Monday, January 10, 2005
Sunday, January 09, 2005
THREE NAMES YOU GO BY:
1. Gecko
2. Chromeeyes
3. Erasmus
THREE THINGS YOU LIKE ABOUT YOURSELF:
1. charm
2. good looks
3. modesty
THREE THINGS YOU HATE ABOUT YOURSELF:
1. procrastination
2. uncertainty
3. indecision
THREE PARTS OF YOUR HERITAGE:
1. Polish
2. Dutch
3. Belgian
THREE THINGS YOU'RE AFRAID OF:
1. bees
2. needles
3. other drivers
THREE OF YOUR EVERYDAY ESSENTIALS:
1. phone
2. deoderant
3. good pants
THREE THINGS YOU ARE WEARING RIGHT NOW:
1. Grey Stocking Cap
2. Underwear (strategically an "earth tone color")
3. This great grey turtleneck zip up pullover
THREE OF YOUR FAVORITE BANDS:
1. Aesop Rock
2. Old 97's
3. Mortal
THREE OF YOUR FAVORITE SONGS AT PRESENT:
1. labor days
2. four leaf clover
3. Bullet with butterfly wings
THREE NEW THINGS YOU WANT TO TRY IN THE NEXT 12 MONTHS.
1. not smoking
2. c2
3. writing significantly daily
TWO TRUTHS AND A LIE:
1. I'm a morning person.
2. I've traveled to russia
3. I blamed the dog for my own flatulence.
THREE THINGS YOU JUST CAN'T DO:
1. eat raw beef
2. follow columns of numbers or letters across a page
3. concede to living life in a logical manner
THREE OF YOUR FAVORITE HOBBIES:
1. snowboardn'
2. music
3. literature
THREE THINGS YOU WANT TO DO REALLY BADLY RIGHT NOW:
1. take a road trip
2. figure out the rest of my life
3. smoke a cigarette
THREE CAREERS YOU'RE CONSIDERING:
1. economist
2. ski bum
3. chef
THREE PLACES YOU WANT TO GO ON VACATION:
1. new zeland
2. new york city
3. morroco
THREE THINGS YOU WANT TO DO BEFORE YOU DIE:
1. ski in the southern hemisphere
2. travel europe
3. publish a novel
THREE PEOPLE WHO HAVE TO TAKE THIS QUIZ NOW OR DIE PAINFULLY:
1. musebomb
2. viciouslamb
3. silver
Ya, so I saw the billy johnson (strip) road show last night with some friends - I'll put up a few picks later on....as they become available - sorry, but the browser I'm using doesn't support all the features I've usually got.

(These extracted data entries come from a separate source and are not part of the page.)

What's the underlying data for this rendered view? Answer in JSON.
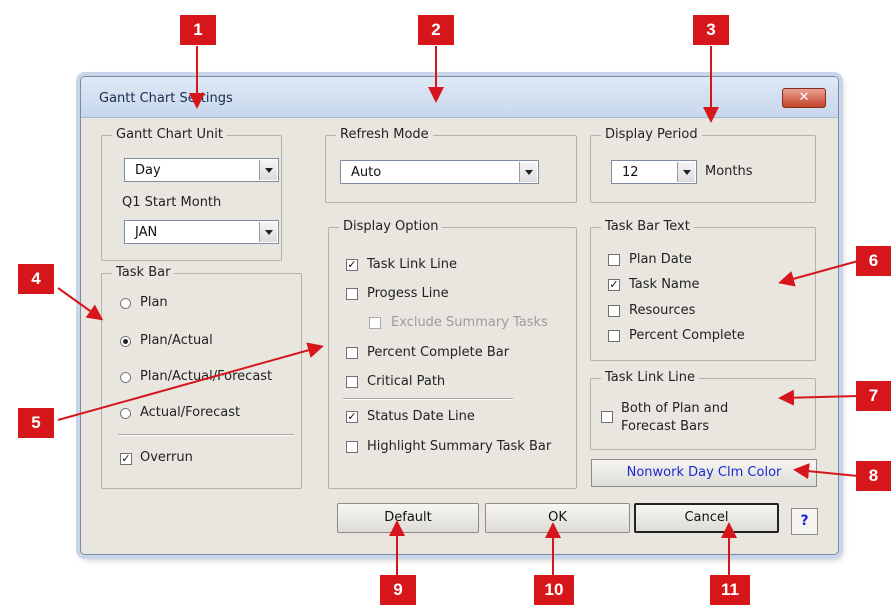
{
  "dialog": {
    "title": "Gantt Chart Settings",
    "close_label": "✕"
  },
  "gantt_unit": {
    "legend": "Gantt Chart Unit",
    "unit_value": "Day",
    "q1_label": "Q1 Start Month",
    "q1_value": "JAN"
  },
  "refresh": {
    "legend": "Refresh Mode",
    "value": "Auto"
  },
  "display_period": {
    "legend": "Display Period",
    "value": "12",
    "unit": "Months"
  },
  "task_bar": {
    "legend": "Task Bar",
    "options": [
      {
        "label": "Plan",
        "selected": false
      },
      {
        "label": "Plan/Actual",
        "selected": true
      },
      {
        "label": "Plan/Actual/Forecast",
        "selected": false
      },
      {
        "label": "Actual/Forecast",
        "selected": false
      }
    ],
    "overrun": {
      "label": "Overrun",
      "checked": true
    }
  },
  "display_option": {
    "legend": "Display Option",
    "items": [
      {
        "label": "Task Link Line",
        "checked": true
      },
      {
        "label": "Progess Line",
        "checked": false
      },
      {
        "label": "Exclude Summary Tasks",
        "checked": false,
        "disabled": true
      },
      {
        "label": "Percent Complete Bar",
        "checked": false
      },
      {
        "label": "Critical Path",
        "checked": false
      },
      {
        "label": "Status Date Line",
        "checked": true
      },
      {
        "label": "Highlight Summary Task Bar",
        "checked": false
      }
    ]
  },
  "task_bar_text": {
    "legend": "Task Bar Text",
    "items": [
      {
        "label": "Plan Date",
        "checked": false
      },
      {
        "label": "Task Name",
        "checked": true
      },
      {
        "label": "Resources",
        "checked": false
      },
      {
        "label": "Percent Complete",
        "checked": false
      }
    ]
  },
  "task_link_line": {
    "legend": "Task Link Line",
    "line1": "Both of Plan and",
    "line2": "Forecast Bars",
    "checked": false
  },
  "buttons": {
    "nonwork": "Nonwork Day Clm Color",
    "default": "Default",
    "ok": "OK",
    "cancel": "Cancel",
    "help": "?"
  },
  "callouts": [
    "1",
    "2",
    "3",
    "4",
    "5",
    "6",
    "7",
    "8",
    "9",
    "10",
    "11"
  ],
  "colors": {
    "callout": "#d6161a",
    "link_blue": "#1a2ad0"
  }
}
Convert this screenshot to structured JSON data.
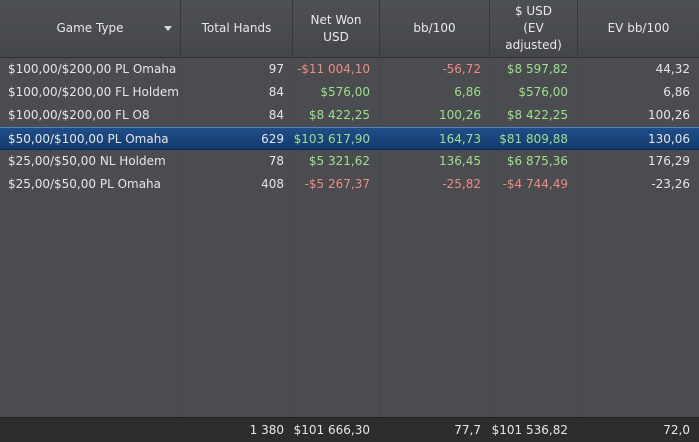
{
  "columns": [
    {
      "label": "Game Type"
    },
    {
      "label": "Total Hands"
    },
    {
      "label": "Net Won\nUSD"
    },
    {
      "label": "bb/100"
    },
    {
      "label": "$ USD\n(EV\nadjusted)"
    },
    {
      "label": "EV bb/100"
    }
  ],
  "rows": [
    {
      "game": "$100,00/$200,00 PL Omaha",
      "hands": "97",
      "net": "-$11 004,10",
      "net_sign": "neg",
      "bb": "-56,72",
      "bb_sign": "neg",
      "ev": "$8 597,82",
      "ev_sign": "pos",
      "evbb": "44,32"
    },
    {
      "game": "$100,00/$200,00 FL Holdem",
      "hands": "84",
      "net": "$576,00",
      "net_sign": "pos",
      "bb": "6,86",
      "bb_sign": "pos",
      "ev": "$576,00",
      "ev_sign": "pos",
      "evbb": "6,86"
    },
    {
      "game": "$100,00/$200,00 FL O8",
      "hands": "84",
      "net": "$8 422,25",
      "net_sign": "pos",
      "bb": "100,26",
      "bb_sign": "pos",
      "ev": "$8 422,25",
      "ev_sign": "pos",
      "evbb": "100,26"
    },
    {
      "game": "$50,00/$100,00 PL Omaha",
      "hands": "629",
      "net": "$103 617,90",
      "net_sign": "pos",
      "bb": "164,73",
      "bb_sign": "pos",
      "ev": "$81 809,88",
      "ev_sign": "pos",
      "evbb": "130,06",
      "selected": true
    },
    {
      "game": "$25,00/$50,00 NL Holdem",
      "hands": "78",
      "net": "$5 321,62",
      "net_sign": "pos",
      "bb": "136,45",
      "bb_sign": "pos",
      "ev": "$6 875,36",
      "ev_sign": "pos",
      "evbb": "176,29"
    },
    {
      "game": "$25,00/$50,00 PL Omaha",
      "hands": "408",
      "net": "-$5 267,37",
      "net_sign": "neg",
      "bb": "-25,82",
      "bb_sign": "neg",
      "ev": "-$4 744,49",
      "ev_sign": "neg",
      "evbb": "-23,26"
    }
  ],
  "totals": {
    "hands": "1 380",
    "net": "$101 666,30",
    "bb": "77,7",
    "ev": "$101 536,82",
    "evbb": "72,0"
  }
}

Good times, plus we went to chang mai thai ahead of time and I got the thai basil fire noodles with fried tofu - Ummmm! Some of the pictures are from the night before at the Chatterbox.
later,
Erasmus
Friday, January 07, 2005
Sportscenter Complaint
Alright, so I'm an avid football fan and I watch espn, especially sportscenter with my morning coffee. I like it, but lately during the basketball hightlights the announcers have been using the word "facial" to describe someone gettting dunked on. I'm alright with the word facial and all that it implies, but I'm not alright with it being used as such. I remember when I was like ten and cuss words and naughty words came into popularity among my peer, specifically the phrase, "go suck an egg." Now, at the time, I didn't realize that that phrase meant to go suck your momma's tit or some such nonsense, but regardless, using it as a synonymn for "piss off" was a little embarrassing the first time I used it in front of an adult who asked me what it meant. I fear for the children. Bodily fluid deposition should not be synonomous with playground chatter as it will be if the propogation of this "facial" term becomes commonplace. Additionally, I do buy into the objectification of women through porno thing and the facial in terms of pornography is the apex of what I see as the hierarchtical structure between men and women that pornography portrays and proliferates. The metaphore of an agressor soiling a submissive victim is in no way a progressive or healthy movement in the english language or the way in which sexual relations are pursued between men and women. While the term "facial" may intimate an agressor/victim relationship due to its literary history I would have no issue, for example if the term were used in a neutral context such as a jump ball whereas the meaning of the word would change, but to use it in terms of a situation that entails subjegation is both inappropriate and irresponcible.
In other pseudoerotic news, apparently erotic photo hunt has become the new bartime past time, I'll have to check, but I think I've written a "deposition" regarding that bar/coffee place phenom elsewhere (likely lj). Overall a great time killer though...or something.